Cerberus’s move to sell the gun maker Freedom is nothing short of spectacular.

In short, that’s lot of cash and a lot of influence.

So when Calstrs announces it is reviewing its investments with Cerberus in light of last weeks’ shooting in Connecticut, watch that three-headed dog cower.

For less than 24 hours later Cerberus issues its own statement announcing its intention to sell its holding in Freedom – declaring Friday’s atrocities in Newtown a “watershed event”.

Freedom manufactures the Bushmaster rifle, a civilian version of the military M-16, which Adam Lanza, the shooter, is thought to have used to kill six teachers and 20 children. Cerberus said it would return the money from the sale to its investors – Californian teachers chief among them.

Selling Freedom seems to be indicative of a real sense of change around gun control laws.

That the pension fund for Californian teachers no longer wants to be associated with the gun maker should come as no surprise. That they’ve used their weight to force Cerberus to sell the business is highly unusual.

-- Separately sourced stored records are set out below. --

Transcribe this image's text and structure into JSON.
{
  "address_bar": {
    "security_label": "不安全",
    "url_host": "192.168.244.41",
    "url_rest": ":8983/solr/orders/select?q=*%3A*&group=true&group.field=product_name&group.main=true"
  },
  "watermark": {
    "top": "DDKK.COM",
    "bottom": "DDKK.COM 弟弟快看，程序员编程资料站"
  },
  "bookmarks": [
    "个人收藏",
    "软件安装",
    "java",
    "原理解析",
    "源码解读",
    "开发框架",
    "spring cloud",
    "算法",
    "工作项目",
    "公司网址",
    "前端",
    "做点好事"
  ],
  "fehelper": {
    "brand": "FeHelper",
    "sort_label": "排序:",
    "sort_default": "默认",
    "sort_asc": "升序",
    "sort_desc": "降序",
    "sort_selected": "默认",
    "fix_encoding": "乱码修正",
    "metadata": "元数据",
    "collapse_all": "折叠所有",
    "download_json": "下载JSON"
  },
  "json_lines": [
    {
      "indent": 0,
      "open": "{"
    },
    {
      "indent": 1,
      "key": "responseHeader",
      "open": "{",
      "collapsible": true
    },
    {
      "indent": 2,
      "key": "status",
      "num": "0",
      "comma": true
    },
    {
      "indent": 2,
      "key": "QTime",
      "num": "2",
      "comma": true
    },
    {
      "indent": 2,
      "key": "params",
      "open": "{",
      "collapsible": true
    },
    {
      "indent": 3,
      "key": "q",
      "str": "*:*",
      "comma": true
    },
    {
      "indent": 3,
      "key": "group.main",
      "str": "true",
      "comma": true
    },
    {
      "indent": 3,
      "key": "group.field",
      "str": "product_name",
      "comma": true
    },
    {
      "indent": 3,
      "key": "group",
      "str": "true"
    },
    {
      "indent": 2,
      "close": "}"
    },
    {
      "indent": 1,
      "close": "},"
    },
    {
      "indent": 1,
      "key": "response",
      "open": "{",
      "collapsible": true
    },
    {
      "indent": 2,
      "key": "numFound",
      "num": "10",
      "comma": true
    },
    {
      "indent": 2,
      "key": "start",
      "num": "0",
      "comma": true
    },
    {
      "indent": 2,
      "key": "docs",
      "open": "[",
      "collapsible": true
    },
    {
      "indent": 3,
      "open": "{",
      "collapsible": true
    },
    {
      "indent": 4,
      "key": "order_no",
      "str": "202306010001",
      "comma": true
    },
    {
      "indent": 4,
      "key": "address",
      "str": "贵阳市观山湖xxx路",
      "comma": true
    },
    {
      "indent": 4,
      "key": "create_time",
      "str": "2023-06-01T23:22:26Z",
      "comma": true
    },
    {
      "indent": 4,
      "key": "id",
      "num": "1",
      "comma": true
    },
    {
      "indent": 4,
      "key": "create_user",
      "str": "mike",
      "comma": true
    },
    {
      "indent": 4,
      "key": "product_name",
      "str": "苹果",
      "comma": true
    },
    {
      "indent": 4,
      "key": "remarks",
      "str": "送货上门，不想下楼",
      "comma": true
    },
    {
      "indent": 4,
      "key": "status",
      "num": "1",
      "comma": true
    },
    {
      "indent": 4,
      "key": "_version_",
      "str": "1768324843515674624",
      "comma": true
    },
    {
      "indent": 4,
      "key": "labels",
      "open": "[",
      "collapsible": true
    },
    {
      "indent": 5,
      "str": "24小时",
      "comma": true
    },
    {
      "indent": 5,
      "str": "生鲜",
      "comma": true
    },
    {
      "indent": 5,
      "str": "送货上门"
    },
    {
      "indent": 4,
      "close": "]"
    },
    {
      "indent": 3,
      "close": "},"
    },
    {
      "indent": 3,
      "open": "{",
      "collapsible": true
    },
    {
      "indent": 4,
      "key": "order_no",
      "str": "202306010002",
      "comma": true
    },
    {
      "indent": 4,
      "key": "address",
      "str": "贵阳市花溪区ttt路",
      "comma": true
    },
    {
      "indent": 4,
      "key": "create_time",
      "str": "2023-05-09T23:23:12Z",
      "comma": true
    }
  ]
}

But let’s not get over-excited. Selling Freedom doesn’t amount to the end of the business, which is profitable and growing. But it does seem to be indicative of a real sense of change around gun control laws that’s sweeping across the US.

Freedom will pass into new owner’s hands for sure. But the fact that its current owners – one of America’s biggest and most high profile private equity firms – wants out, is the surest sign yet that change is afoot.